Beim heutigen Pressegespräch haben die Fördergesellschaft für den Wiederaufbau der Garnisonkirche, das Pfarramt an der Nagelkreuzkapelle und die Stiftung Garnisonkirche die Schwerpunkte und Planungen für das Jahr 2016 vorgestellt.

Mit drei neuen Publikationen starten die Befürworter des Wiederaufbaus der Garnisonkirche in das neue Jahr: die Jahreszeitschrift der Fördergesellschaft die „Potsdamer Spitze 2016“, eine Broschüre mit den Nutzungsabsichten im Turm und einer Grafik, die die Aussichtsplattform des Turmes in Beziehung setzt zu bereits bestehenden Gebäuden in Potsdam, und dem Veranstaltungsprogramm der Nagelkreuzkapelle für die ersten vier Monate. Darin finden sich zahlreiche neue Veranstaltungsformate für das Jahr 2016, wie der Potsdamer Friedensdiskurs. Diese Reihe startet am 20. Januar mit einem Vortrag von Sylvia Wähling vom Menschenrechtszentrum Cottbus, die unter dem Titel „Irakisches Kurdistan – Land im Krieg – Land der Religionsfreiheit“ über die Situation im irakischen Kurdistan und ihren Besuch in diesem im Krieg befindlichen und moslemisch geprägten Land vergangene Weihnachten informiert.  Ein besonderer Höhepunkt in diesem Jahr wird zudem der Fernsehgottesdienst sein, der am 11. September live vom Baufeld der Garnisonkirche im ZDF-Fernsehen übertragen werden wird. Weiterhin finden an jedem Mittwoch um 18 Uhr Friedensgebete zu aktuellen politischen Ereignissen statt. Die Reihe „Literatur und Musik“ und interreligiöse Veranstaltungen bereichern das Programm.

Alle Veranstaltungen und auch die Betreuung der Ausstellung in der Nagelkreuzkapelle sind nur möglich durch den zeitaufwändigen ehrenamtlichen Dienst der Mitglieder der Profilgemeinde und der Fördergesellschaft. Dafür wurde im Rahmen des Neujahrsempfangs am 15. Januar den Helferinnen und Helfern ausdrücklich gedankt.

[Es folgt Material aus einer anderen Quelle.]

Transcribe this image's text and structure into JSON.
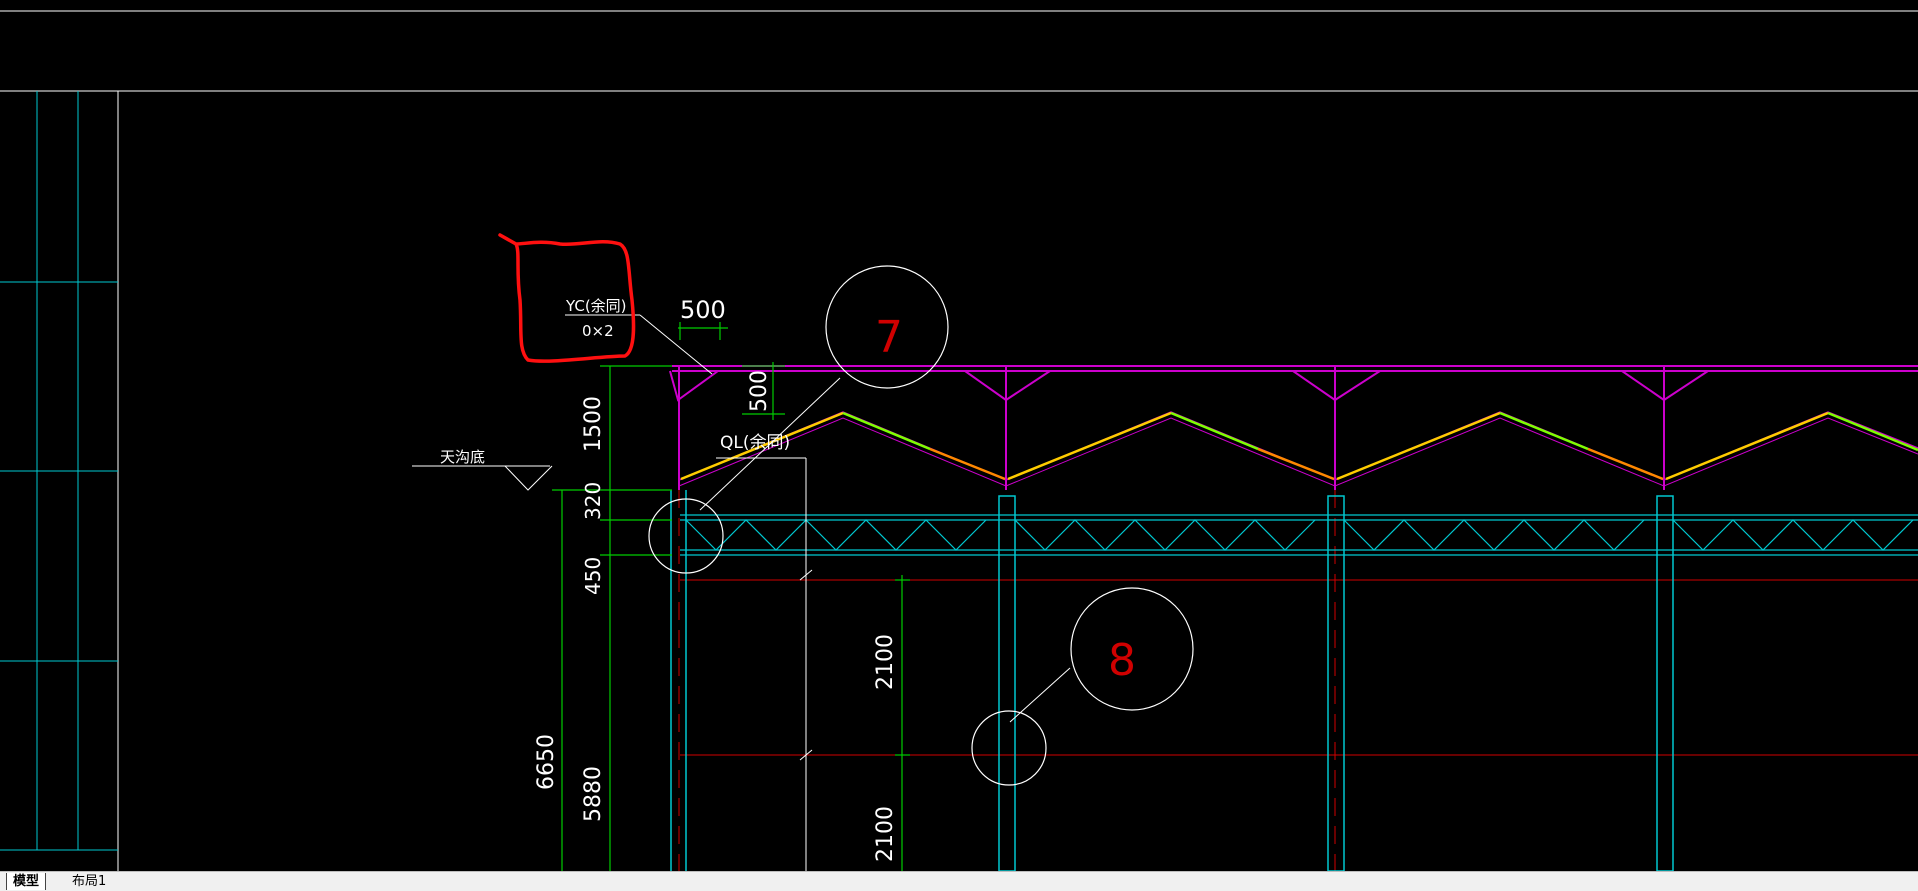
{
  "tabs": [
    {
      "label": "模型",
      "active": true
    },
    {
      "label": "布局1",
      "active": false
    }
  ],
  "drawing": {
    "section_label": {
      "top": "YC(余同)",
      "bottom": "0×2"
    },
    "gutter_label": "天沟底",
    "purlin_label": "QL(余同)",
    "detail_markers": [
      "7",
      "8"
    ],
    "dimensions": {
      "top_width": "500",
      "small_vertical": "500",
      "h1500": "1500",
      "h320": "320",
      "h450": "450",
      "h6650": "6650",
      "h5880": "5880",
      "h2100a": "2100",
      "h2100b": "2100"
    }
  },
  "colors": {
    "background": "#000000",
    "truss": "#cc00cc",
    "column": "#00c8d0",
    "dimension": "#00cc00",
    "axis": "#d00000",
    "roof_green": "#7fff00",
    "roof_yellow": "#ffcc00",
    "text": "#ffffff",
    "markup": "#ff0000",
    "marker_text": "#d00000"
  }
}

Die Bauplanungen und die Baugenehmigung für den ersten Bauabschnitt, der momentan von Stiftung und Fördergesellschaft fokussiert wird, liegen vor, ein Baubeginn wird bei geschlossener Finanzierung für das nächste Jahr angestrebt. Die Gesamtprojektkosten für den Turm belaufen sich nach aktuell überprüften Berechnungen auf insges. 37,8 Mio. Euro. Davon sind 6,6 Mio. Euro bisher eingegangen und zu großen Teilen bereits in die Planung investiert. Neben den 12 Mio. Euro des Bundes stehen weitere Förderungen und Unterstützungen von 2,4 Mio. Euro in Aussicht. Besonders attraktive Möglichkeiten, um den Wiederaufbau der Garnisonkirche zu unterstützen sind das Spenden von Ziegeln, die später sichtbar im Treppenhaus des Turms vermauert werden. Auch das Ausfüllen eines Zeichnungsscheins ist eine sinnvolle Unterstützung. Mit der darin gegebenen Zusage das Projekt dann finanziell zu unterstützen, wenn mit dem Bau begonnen wird, erhält der Spender die Sicherheit, dass sein Geld erst beim Baustart eingesetzt wird, der Stiftung ermöglicht es finanzielle Planungssicherheit.

Neben dem Schwerpunkt der Finanzeinwerbung wird im Jahr 2016 vor allem die Präsentation des Projektes mit einem im Jahr 2015 erworbenen Modell der Garnisonkirche im Maß von 1:100 im Mittelpunkt der Arbeit der Stiftung und der Fördergesellschaft stehen, dazu sind z.B. Kirchengemeinden und den Landtagsfraktionen Besuche angeboten worden, um über den geplanten Wiederaufbau der Kirche zu informieren. Der Turm wird in 57 m Höhe die einzige barrierefrei zugängliche Aussichtsplattform in der Lennéschen Kulturlandschaft beherbergen.

Fördergesellschaft und Stiftung werden den direkten Kontakt und Dialog mit interessierten Bürgerinnen und Bürgern im Jahr 2016 auch auf verschiedenen Stadtfesten und öffentlichen Veranstaltungen suchen. Die Unterschriftensammlung auf der Seite www.unterstuetzen.garnisonkirche.de wird fortgesetzt. Mit Stand vom heutigen 18. Januar haben bereits mehr als 18 500 Personen ihre Unterschrift hinterlegt.